While walking between meetings and votes on July 16 and July 18 in the Capitol, the four red-state Democratic senators seeking reelection in 2014 commented on the proposed national late-term abortion limit for the first time, to The Weekly Standard. Both Kay Hagan of North Carolina and Mark Begich of Alaska said they would vote against the House bill if it comes up for a vote in the Senate.
“I always wait to see legislation, to see exactly what it says, but I would oppose that,” Hagan told me. “Yes,” Begich replied when asked if he’d vote against the bill banning late-term abortions except in the cases of rape, incest, or when a health problem endangers the mother’s life. “I’m pro-choice,” he said.
But Mark Pryor of Arkansas and Mary Landrieu of Louisiana, two Democrats who voted for the 2003 partial-birth abortion ban, said they didn’t know how they would vote. “I’ll have to look at it. I haven’t focused on it,” Pryor told me.
“I’m going to look at it. I’ve voted to end late-term abortions,” Landrieu said, referring to her vote for the partial-birth abortion ban.
“I do support, you know, the current constitutional outline which provides for decisions to be made which are very private in, you know, the early stages of pregnancy,” Landrieu continued. “So I’m going to have to look at that bill and make a decision. I’ve opposed late-term abortion, but 20 weeks is midterm.”
Self-identified pro-life Democratic senators Bob Casey of Pennsylvania and Joe Donnelly of Indiana didn’t say how they’d vote. North Dakota senator Heidi Heitkamp said during the 2012 campaign that she believes “late-term abortions should be illegal except when necessary to save the life of the mother,” but she too declined to take a position on the House bill.
Senate Democratic leaders have sent conflicting messages about whether they will allow a vote on a late-term abortion bill, and a Senate version of the House bill hasn’t been introduced yet. But if it does come up for a vote, it will force senators like Pryor and Landrieu to make a tough choice: Vote “yes” and anger the most powerful Democratic interest group or vote “no” and put themselves at odds with a clear majority of voters.
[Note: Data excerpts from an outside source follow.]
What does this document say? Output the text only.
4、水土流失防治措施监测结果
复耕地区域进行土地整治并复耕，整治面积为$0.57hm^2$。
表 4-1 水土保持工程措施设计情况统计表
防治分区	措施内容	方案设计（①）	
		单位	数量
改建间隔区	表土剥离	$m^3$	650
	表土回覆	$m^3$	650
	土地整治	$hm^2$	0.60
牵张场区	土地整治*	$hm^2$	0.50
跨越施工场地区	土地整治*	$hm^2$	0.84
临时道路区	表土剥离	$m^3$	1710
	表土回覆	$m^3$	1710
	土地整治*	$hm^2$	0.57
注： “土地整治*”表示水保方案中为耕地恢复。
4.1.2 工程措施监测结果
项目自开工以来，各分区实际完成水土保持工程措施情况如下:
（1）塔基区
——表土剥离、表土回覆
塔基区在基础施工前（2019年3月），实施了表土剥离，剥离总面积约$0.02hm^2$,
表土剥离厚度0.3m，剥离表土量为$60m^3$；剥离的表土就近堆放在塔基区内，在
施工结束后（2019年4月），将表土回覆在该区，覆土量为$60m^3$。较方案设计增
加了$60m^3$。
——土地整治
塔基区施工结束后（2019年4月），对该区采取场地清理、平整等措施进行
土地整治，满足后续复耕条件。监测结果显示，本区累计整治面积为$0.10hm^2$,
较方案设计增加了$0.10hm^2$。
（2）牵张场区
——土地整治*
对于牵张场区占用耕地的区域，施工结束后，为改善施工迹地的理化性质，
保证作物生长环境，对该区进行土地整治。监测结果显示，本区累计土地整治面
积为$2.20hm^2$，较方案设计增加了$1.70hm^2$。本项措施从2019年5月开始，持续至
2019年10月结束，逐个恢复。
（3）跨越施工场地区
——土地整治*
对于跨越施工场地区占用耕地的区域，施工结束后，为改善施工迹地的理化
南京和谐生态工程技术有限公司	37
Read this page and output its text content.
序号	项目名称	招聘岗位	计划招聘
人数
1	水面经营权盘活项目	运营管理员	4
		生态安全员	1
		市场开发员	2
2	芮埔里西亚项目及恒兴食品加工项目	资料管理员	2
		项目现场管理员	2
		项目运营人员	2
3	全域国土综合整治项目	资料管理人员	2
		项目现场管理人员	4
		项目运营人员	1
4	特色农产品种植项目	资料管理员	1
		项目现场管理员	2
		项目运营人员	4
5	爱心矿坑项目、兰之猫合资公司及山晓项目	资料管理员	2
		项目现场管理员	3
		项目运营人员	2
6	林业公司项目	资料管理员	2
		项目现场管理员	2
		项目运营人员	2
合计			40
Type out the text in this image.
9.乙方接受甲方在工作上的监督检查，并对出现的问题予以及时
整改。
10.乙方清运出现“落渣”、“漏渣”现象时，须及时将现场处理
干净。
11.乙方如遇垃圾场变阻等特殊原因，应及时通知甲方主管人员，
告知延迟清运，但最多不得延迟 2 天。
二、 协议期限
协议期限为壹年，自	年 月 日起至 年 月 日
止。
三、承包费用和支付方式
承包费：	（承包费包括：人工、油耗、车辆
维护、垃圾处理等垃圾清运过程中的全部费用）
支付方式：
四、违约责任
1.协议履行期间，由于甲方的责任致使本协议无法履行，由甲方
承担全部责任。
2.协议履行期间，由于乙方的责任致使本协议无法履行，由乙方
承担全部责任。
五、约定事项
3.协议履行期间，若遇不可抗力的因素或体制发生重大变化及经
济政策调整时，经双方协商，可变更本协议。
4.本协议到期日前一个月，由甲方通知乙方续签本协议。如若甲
“You can’t get much more radical than opposing legislation that would protect women and babies from brutal late-term abortion beyond the fifth month of pregnancy,” says Marjorie Dannenfelser, president of the pro-life Susan B. Anthony List. “Not only is opposing this common-ground measure a moral mistake, it is a political one as well, especially for vulnerable senators in solid pro-life states.”
“That senators like Mary Landrieu would even hesitate to affirm this modest legislation shows just how beholden to the abortion industry many in the Senate have become,” adds Dannenfelser, whose organization spent $11 million on the 2010 midterm elections. “As the 2014 elections approach, we will be working to ensure that constituents understand just how outside the mainstream these four senators have become.”